Bisnis.com, JAKARTA - Bisnis makanan dipercaya orang sebagai bisnis yang tak pernah mati atau sepi peminat. Namun, banyaknya jumlah pemain di bisnis makanan membuat persaingan antar kompetitor semakin sengit.
Kondisi ini membuat masing-masing produsen harus membuat inovasi atau gebrakan baru. Tujuannya jelas, yaitu untuk menarik minat konsumen.
Bagi produsen yang ingin berinovasi, makanan khas suatu daerah bisa menjadi inspirasi. Penganan yang biasa ditemui di daerah-daerah tertentu tersebut ternyata bisa dijual secara cepat saji dengan rasa universal yang mudah disukai oleh konsumen secara umum.
Buktinya, kini gerai-gerai penganan khas seperti es pisang ijo asal Makassar atau Takoyaki asal negeri Sakura kini menjamur di berbagai kota. Pun gerai-gerai tersebut tak hanya berada di pusat perbelanjaan, tetapi ada hingga di gang kompleks perumahan.
Melihat ceruk pasar yang potensial, banyak produsen yang berlomba-lomba menawarkan paket kemitraan makanan khas. Mereka menawarkan beragam paket yang bisa disesuaikan dengan tujuan investasi konsumen yang berminat.
Pisang Ijo JustMine adalah salah satu pemain yang meraup sukses di bisnis ini. Rizka Rahmatiana, pemilik kemitraan Pisang Ijo JustMine, awalnya memulai bisnis penganan khas Sulawesi Selatan ini secara tidak sengaja.
Bermodalkan keyakinan dan uang Rp150.000, Riezka pun mencoba membuat penganan olahan pisang yang dihidangkan dengan bubur sumsum, sirup, dan es batu.
“Saya mulai membuat pisang ijo pada 2007. Pisang ijo ini sebenarnya makanan tradisional. Meski demikian, rasanya enak dan pasti banyak yang suka. Kala itu, saya masih berjualan di daerah Geger Kalong, Bandung. Tujuan saya adalah menjadikan pisang ijo sebagai makanan yang populer. Saya pun mulai berinovasi dengan menambah varian rasa yaitu cokelat, vanilla, stroberi, dan durian.,” ujar wanita yang lahir 27 tahun silam ini.
Melihat banyaknya konsumen yang datang, Riezka lantas membuat 2 cabang baru di Bandung. Dia akhirnya memperkenalkan sistem kemitraan Es Pisang Ijo JustMine pada 2009.
Alasan utama Riezka mengembangkan sistem kemitraan adalah karena banyaknya permintaan dari konsumen yang ingin mencicipi manisnya laba dari bisnis pisang ijo tanpa harus memikirkan resep makanan dan proses pembuatannya.

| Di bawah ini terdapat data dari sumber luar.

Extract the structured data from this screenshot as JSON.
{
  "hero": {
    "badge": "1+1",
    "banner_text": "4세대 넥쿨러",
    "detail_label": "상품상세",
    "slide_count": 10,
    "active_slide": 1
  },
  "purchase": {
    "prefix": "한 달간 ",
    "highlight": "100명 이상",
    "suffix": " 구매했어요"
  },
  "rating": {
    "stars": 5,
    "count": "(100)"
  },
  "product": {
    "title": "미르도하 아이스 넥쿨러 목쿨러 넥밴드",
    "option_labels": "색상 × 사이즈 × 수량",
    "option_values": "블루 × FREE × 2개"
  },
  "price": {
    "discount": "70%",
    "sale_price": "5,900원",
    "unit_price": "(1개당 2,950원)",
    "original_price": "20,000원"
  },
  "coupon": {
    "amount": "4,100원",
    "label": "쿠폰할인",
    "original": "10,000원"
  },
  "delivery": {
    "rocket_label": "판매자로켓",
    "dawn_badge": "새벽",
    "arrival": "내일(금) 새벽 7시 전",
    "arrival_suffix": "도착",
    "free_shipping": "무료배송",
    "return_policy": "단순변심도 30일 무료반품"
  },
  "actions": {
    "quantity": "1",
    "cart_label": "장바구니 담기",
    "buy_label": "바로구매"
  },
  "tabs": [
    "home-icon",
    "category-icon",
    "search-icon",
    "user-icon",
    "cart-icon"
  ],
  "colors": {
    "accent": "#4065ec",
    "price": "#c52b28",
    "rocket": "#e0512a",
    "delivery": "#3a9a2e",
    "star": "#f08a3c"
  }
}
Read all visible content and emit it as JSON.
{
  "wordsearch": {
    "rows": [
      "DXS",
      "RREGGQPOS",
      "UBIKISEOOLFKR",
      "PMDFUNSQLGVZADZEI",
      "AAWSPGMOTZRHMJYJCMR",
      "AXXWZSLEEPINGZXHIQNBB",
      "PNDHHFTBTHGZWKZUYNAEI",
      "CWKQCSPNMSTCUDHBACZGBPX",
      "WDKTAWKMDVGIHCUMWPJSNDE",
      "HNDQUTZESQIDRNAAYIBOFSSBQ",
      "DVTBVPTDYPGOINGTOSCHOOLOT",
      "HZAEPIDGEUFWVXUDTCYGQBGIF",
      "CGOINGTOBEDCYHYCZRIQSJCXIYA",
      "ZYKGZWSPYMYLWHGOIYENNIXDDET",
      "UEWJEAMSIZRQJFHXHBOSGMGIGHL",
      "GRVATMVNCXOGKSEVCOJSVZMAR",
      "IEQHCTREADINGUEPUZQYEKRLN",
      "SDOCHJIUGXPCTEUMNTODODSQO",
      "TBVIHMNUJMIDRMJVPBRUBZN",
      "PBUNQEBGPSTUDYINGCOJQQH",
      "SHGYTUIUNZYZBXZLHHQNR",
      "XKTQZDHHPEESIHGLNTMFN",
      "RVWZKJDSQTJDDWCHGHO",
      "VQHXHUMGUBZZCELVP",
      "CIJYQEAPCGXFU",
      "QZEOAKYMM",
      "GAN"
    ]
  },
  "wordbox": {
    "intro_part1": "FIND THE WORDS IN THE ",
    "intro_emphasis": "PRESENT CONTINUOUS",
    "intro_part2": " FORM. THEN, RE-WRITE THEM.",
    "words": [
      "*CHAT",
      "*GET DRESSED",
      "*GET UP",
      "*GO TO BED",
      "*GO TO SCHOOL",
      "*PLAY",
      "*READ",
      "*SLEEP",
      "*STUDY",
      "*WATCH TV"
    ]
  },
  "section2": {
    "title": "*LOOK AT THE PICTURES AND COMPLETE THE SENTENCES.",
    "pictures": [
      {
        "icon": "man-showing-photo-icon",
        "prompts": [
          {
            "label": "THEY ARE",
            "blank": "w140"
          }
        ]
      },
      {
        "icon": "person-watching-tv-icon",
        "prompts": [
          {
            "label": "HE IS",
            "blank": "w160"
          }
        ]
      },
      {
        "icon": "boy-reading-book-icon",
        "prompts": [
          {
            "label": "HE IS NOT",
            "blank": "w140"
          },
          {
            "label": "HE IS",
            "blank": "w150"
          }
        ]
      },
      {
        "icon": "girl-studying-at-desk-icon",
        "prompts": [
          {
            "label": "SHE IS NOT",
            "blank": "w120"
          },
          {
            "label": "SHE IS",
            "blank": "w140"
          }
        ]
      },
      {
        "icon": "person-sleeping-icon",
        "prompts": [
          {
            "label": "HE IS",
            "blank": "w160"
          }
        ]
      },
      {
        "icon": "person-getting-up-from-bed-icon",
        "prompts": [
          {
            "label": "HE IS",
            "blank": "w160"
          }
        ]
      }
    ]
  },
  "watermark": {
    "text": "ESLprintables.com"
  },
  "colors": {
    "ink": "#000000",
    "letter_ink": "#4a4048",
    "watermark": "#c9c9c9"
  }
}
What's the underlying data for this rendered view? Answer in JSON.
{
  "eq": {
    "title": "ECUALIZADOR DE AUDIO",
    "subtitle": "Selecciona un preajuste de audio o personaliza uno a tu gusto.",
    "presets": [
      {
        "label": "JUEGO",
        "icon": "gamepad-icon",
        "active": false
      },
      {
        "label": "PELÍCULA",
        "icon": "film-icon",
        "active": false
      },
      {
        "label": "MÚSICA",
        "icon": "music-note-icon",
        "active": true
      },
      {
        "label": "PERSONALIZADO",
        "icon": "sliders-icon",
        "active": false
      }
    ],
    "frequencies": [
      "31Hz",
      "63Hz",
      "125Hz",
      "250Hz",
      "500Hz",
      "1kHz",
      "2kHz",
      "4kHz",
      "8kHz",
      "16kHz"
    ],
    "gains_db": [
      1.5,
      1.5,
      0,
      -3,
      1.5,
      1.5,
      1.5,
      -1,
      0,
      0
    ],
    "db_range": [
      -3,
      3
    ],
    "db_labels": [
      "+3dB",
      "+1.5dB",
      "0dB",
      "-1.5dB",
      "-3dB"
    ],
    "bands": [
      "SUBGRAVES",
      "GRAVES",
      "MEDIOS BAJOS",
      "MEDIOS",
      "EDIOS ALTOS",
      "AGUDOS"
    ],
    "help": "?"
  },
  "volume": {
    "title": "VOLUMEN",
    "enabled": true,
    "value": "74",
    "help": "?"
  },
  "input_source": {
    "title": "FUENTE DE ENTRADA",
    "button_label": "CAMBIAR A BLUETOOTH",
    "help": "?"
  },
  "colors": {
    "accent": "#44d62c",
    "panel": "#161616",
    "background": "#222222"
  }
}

Sayang, Riezka mengalami hambatan untuk memperluas jaringan mitranya di tahun-tahun awal. “Waktu memperkenalkan konsep franchise, karyawan saya tidak banyak dan belum memiliki manajemen yang stabil. Itu sebabnya, kemitraan terbatas untuk wilayan Bandung,” katanya.
Dalam kurun waktu lima tahun, perempuan lulusan Universitas Padjadjaran Bandung ini telah memiliki ratusan outlet di seluruh Indonesia dan memiliki puluhan orang karyawan. Untuk kemitraan, Riezka hanya menawarkan satu paket kemitraan Pisang Ijo JustMine seharga Rp15.000.000.
“Paket kemitraan Pisang Ijo JustMine terdiri dari booth, perlengkapan dan peralatan, alat promosi, dan training untuk karyawan. Saat ini semua bahan baku didatangkan dari Bandung. Untuk keuntungan rata-rata 25% dari nilai omzet per hari dengan break event point (BEP) dalam 6 bulan. Namun, BEP tergantung lokasi dan penjualan,” ujar Riezka.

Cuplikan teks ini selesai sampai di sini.